Features and feature descriptors

Features or key-points of an image are corners which are unique in the image. Harris and FAST are two different corner detectors, we have discussed Previously. Corner detectors are invariant for translation, illumination and rotation. But it is variant for scaling.

Lets see an example

Next figure shows two different scales of same image. In smaller image, it’s easy to detect that there is a corner, but what about same image in the large scale. It will be difficult to detect that corner so this feature point will not be recognized for all scales.

So size of the window will effect the detection of corners.

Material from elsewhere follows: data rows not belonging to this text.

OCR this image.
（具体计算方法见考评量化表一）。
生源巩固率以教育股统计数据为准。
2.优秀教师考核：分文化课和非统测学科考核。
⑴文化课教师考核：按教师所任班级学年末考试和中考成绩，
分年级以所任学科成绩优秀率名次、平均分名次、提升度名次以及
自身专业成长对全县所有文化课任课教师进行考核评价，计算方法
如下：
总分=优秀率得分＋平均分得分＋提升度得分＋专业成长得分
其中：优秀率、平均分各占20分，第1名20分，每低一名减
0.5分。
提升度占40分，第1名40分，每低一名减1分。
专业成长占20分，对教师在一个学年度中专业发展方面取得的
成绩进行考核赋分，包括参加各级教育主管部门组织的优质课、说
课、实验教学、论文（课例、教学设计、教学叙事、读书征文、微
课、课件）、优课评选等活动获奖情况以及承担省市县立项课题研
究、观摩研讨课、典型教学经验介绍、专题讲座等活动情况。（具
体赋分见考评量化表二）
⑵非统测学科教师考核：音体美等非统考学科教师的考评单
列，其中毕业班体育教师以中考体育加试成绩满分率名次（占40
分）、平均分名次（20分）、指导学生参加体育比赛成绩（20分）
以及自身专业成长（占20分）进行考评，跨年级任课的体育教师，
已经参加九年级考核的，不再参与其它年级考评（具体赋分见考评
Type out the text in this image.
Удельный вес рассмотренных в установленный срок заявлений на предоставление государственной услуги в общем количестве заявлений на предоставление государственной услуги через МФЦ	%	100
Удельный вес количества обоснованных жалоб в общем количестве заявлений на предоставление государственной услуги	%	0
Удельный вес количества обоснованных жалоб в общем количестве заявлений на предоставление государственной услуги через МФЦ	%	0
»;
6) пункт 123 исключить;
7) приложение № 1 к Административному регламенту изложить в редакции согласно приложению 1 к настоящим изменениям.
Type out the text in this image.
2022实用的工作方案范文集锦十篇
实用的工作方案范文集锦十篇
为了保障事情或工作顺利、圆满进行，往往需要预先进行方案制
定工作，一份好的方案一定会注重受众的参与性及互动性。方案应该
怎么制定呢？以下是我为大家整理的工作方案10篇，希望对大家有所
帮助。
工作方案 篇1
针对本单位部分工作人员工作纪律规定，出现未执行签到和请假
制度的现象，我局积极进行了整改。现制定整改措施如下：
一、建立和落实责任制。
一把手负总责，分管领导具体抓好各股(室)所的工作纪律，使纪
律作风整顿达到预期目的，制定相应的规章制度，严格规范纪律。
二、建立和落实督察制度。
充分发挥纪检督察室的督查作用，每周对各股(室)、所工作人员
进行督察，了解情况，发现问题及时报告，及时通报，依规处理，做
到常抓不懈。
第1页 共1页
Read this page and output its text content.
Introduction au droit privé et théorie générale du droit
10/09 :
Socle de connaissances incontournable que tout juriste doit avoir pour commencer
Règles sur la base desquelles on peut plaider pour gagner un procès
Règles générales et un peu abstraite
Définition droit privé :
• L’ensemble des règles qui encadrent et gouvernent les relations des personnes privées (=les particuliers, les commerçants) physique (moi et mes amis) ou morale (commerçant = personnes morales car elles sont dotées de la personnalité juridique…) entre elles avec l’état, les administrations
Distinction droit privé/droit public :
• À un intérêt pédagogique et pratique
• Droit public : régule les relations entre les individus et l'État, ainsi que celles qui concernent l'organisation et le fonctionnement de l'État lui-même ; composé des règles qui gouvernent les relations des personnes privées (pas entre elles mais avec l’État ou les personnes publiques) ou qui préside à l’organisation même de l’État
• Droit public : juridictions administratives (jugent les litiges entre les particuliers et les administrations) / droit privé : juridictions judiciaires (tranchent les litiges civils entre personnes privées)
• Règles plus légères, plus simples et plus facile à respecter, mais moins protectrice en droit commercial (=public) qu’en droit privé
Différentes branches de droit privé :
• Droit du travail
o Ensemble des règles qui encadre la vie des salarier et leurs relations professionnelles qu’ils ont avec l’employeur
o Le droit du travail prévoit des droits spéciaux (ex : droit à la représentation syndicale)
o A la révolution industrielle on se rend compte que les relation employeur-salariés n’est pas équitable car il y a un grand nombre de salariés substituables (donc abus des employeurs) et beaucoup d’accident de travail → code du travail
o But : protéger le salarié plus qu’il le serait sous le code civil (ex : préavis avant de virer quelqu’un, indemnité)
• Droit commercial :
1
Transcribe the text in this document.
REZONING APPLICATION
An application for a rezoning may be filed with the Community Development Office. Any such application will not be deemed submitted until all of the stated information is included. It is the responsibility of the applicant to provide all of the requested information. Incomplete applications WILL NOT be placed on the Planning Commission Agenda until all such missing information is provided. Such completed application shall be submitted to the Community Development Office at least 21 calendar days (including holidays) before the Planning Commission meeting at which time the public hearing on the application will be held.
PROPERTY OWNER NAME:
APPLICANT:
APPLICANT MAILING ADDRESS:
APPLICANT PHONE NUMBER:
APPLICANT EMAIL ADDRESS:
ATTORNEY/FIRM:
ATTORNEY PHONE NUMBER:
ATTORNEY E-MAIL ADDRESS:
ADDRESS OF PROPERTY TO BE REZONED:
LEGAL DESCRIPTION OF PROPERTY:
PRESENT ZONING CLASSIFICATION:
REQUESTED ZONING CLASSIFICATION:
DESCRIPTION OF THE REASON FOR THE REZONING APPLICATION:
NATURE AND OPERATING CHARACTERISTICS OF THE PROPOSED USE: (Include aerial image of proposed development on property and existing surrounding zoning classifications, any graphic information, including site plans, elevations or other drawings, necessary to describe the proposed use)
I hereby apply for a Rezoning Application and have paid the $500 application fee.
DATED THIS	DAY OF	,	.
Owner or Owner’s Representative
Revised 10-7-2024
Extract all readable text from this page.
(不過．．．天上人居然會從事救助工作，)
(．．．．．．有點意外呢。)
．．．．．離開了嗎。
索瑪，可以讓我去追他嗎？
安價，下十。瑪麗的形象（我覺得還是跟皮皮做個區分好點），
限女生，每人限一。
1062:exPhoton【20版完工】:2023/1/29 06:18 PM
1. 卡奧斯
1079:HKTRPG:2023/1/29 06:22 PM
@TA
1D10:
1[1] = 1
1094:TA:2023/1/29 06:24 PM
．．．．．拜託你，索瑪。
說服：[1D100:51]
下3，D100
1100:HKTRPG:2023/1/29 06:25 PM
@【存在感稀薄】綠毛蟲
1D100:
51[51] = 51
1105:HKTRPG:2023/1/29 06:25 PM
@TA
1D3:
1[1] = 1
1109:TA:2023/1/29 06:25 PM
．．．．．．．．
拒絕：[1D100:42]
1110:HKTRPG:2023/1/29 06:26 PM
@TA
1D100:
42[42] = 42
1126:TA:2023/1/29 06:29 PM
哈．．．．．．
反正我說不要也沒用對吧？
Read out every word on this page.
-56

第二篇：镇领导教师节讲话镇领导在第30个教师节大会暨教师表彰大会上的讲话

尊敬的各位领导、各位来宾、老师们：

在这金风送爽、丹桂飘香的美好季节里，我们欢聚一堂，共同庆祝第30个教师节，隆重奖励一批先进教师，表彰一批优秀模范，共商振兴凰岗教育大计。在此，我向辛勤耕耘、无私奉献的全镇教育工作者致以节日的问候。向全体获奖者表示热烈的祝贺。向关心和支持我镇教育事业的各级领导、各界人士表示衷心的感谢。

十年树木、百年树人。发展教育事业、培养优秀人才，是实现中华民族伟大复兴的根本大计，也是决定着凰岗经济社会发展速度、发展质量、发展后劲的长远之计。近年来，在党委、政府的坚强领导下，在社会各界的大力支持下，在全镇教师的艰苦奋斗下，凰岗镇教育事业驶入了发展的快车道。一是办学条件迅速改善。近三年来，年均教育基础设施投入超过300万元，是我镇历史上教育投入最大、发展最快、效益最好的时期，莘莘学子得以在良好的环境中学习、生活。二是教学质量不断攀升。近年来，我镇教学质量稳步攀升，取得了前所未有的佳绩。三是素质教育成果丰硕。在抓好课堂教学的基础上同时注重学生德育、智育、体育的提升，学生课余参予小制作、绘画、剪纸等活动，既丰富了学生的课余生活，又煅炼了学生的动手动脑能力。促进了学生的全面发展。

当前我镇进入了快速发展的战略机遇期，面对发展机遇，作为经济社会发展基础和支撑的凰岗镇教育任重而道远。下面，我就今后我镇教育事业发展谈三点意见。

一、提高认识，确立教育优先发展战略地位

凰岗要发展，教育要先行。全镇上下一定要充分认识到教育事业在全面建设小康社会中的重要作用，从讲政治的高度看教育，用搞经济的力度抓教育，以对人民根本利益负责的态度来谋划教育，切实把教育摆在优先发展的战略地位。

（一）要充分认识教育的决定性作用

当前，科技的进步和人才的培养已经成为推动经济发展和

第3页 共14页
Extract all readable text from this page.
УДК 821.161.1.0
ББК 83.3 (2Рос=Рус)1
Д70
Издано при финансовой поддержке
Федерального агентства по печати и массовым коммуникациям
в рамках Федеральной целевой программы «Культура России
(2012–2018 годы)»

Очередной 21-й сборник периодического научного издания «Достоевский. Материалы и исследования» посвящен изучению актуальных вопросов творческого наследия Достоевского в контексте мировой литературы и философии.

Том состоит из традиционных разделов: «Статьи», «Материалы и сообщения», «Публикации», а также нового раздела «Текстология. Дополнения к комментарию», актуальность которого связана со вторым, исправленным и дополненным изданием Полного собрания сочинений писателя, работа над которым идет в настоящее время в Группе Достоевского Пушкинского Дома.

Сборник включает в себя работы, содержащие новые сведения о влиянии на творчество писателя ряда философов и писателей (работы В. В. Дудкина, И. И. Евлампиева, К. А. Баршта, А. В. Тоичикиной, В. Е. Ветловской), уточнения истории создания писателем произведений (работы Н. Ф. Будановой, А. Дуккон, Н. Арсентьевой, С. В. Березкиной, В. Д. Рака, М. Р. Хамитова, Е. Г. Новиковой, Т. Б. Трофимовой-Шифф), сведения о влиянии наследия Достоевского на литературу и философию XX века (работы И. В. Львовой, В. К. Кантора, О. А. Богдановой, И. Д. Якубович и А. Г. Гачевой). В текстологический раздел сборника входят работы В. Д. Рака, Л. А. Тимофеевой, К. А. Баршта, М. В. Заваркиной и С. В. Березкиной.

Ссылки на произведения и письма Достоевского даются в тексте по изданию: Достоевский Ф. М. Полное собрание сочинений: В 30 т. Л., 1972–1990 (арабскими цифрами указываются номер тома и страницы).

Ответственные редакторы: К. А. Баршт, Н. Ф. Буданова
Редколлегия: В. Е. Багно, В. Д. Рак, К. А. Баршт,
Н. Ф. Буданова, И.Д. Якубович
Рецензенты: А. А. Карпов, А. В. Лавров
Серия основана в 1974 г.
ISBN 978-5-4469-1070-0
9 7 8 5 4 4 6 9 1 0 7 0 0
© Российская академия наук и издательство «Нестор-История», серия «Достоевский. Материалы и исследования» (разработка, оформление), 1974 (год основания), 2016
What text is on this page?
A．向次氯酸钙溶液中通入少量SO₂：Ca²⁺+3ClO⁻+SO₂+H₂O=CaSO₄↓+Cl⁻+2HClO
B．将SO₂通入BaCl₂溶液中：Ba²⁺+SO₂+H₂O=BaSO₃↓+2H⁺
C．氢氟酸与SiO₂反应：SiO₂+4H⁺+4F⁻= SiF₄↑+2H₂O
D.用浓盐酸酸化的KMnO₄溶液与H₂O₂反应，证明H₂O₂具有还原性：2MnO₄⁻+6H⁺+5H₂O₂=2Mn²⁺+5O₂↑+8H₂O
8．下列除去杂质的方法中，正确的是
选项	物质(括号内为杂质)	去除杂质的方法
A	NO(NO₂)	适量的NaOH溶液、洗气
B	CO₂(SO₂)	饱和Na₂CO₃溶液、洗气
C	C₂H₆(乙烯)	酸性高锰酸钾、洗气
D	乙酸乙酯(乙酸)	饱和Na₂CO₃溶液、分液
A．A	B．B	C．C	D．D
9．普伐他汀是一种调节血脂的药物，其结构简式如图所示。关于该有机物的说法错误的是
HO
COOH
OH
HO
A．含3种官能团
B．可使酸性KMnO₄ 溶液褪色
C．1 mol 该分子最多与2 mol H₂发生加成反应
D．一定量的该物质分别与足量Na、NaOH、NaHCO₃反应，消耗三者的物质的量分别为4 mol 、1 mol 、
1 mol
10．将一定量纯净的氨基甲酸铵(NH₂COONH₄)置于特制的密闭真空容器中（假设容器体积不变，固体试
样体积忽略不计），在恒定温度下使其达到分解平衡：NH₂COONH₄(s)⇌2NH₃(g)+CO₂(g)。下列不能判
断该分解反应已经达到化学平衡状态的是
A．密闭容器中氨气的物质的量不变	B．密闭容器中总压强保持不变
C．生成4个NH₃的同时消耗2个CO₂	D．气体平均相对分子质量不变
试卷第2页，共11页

Large corners needs large windows and smaller corners needs smaller windows.

Scale invariant feature descriptor (SIFT)

Scale invariant feature descriptor (SIFT) is not a new way to find key-points or corners that is invariant to scale. But it is a descriptor of detected corners of different image scales or image pyramids.

Image pyramids and scale-spaces

Image pyramids or image scale space is the proposed method to handle images in different scales. We have different scale-spaces

  • Gaussian scale space (Gaussian pyramid)

  • Laplacian of gaussian (LOG) scale space

  • Difference of gaussian (DOG) scale space

The basic idea to build scale space is shown in the following figure

Gaussian Pyramid


LOG Pyramid

In SIFT we usually prefer DOG scale space which is an approximate of LOG and simpler in calculation.

SIFT scale space

In SIFT Pyramid we have

  • Octaves

    different levels of image resolutions (pyramids levels)

  • Scales

    different scales of window in each octave level (different \(\sigma\) of gaussian window)

Key-point (corner) scale localization

For each key-point (corner) we need to find its best scale which have maximum value (cornerness measure). It is achieved by comparing same corner with its neighbors of above and lower scales and select scale with maximum value. For same iamge, it is not necessary for its corners to be localized at same scale.

Extract SIFT feature descriptor


After localization of a key-point in our scale space. We can get its SIFT descriptor as follow

  • Extract a \(16 \times 16\) window centered by this point.
  • Get gradient magnitude and multiply it by a \(16 \times 16\) gaussian window of \(\sigma =1.5\)
  • Get gradient angle direction.
  • Adjusting orientation (To be rotation invariant):
    • Get the gradient angle of the window and Quantize them to 36 values (0, 10, 20, …, 360)
    • Locate dominant corner direction which is most probable angle (angle with max value in 36 bit angle histogram)
    • subtract dominant direction from gradient angle.

  • Divide this \(16 \times 16\) patch to sixteen \(4 \times 4\) blocks
  • For each block get magnitude weighted angle histogram and normalize it (divide by total gradient magnitudes).

angles (quantized to 8 angles [0, 45, 90, … , 360]) based on its relevant gradient magnitude i.e (histogram of angle 0 = sum(all magnitudes with angle 0))

  • SIFT feature descriptor will be a vector of 128 element (16 blocks \(\times\) 8 values from each block)

Feature matching

The basic idea of feature matching is to calculate the sum square difference between two different feature descriptors (SSD). So feature will be matched with another with minimum SSD value.

\[SSD = \sum (v_1 - v_2)^2\]

where \(v_1\) and \(v_2\) are two feature descriptors.

Brute-Force matcher

In brute-force matcher we have to match descriptor of all features in an image to descriptors of all features in another image. It is extremely expensive as we know any brute-force algorithm will guarantee getting a solution, but doesn’t guarantee getting optimal solution.


Random sample consensus is an iterative method for estimation of parameters of a mathematical model. We will model the transformation of points in source image to destination one, and try to find an estimate of model parameters. The basic idea of RANSAC algorithm is shown in the following flow chart.

RANSAC is a robust feature matcher. For example we can model the difference between two images to a set of transformations and run RANSAC to find best model that maximize correct matching.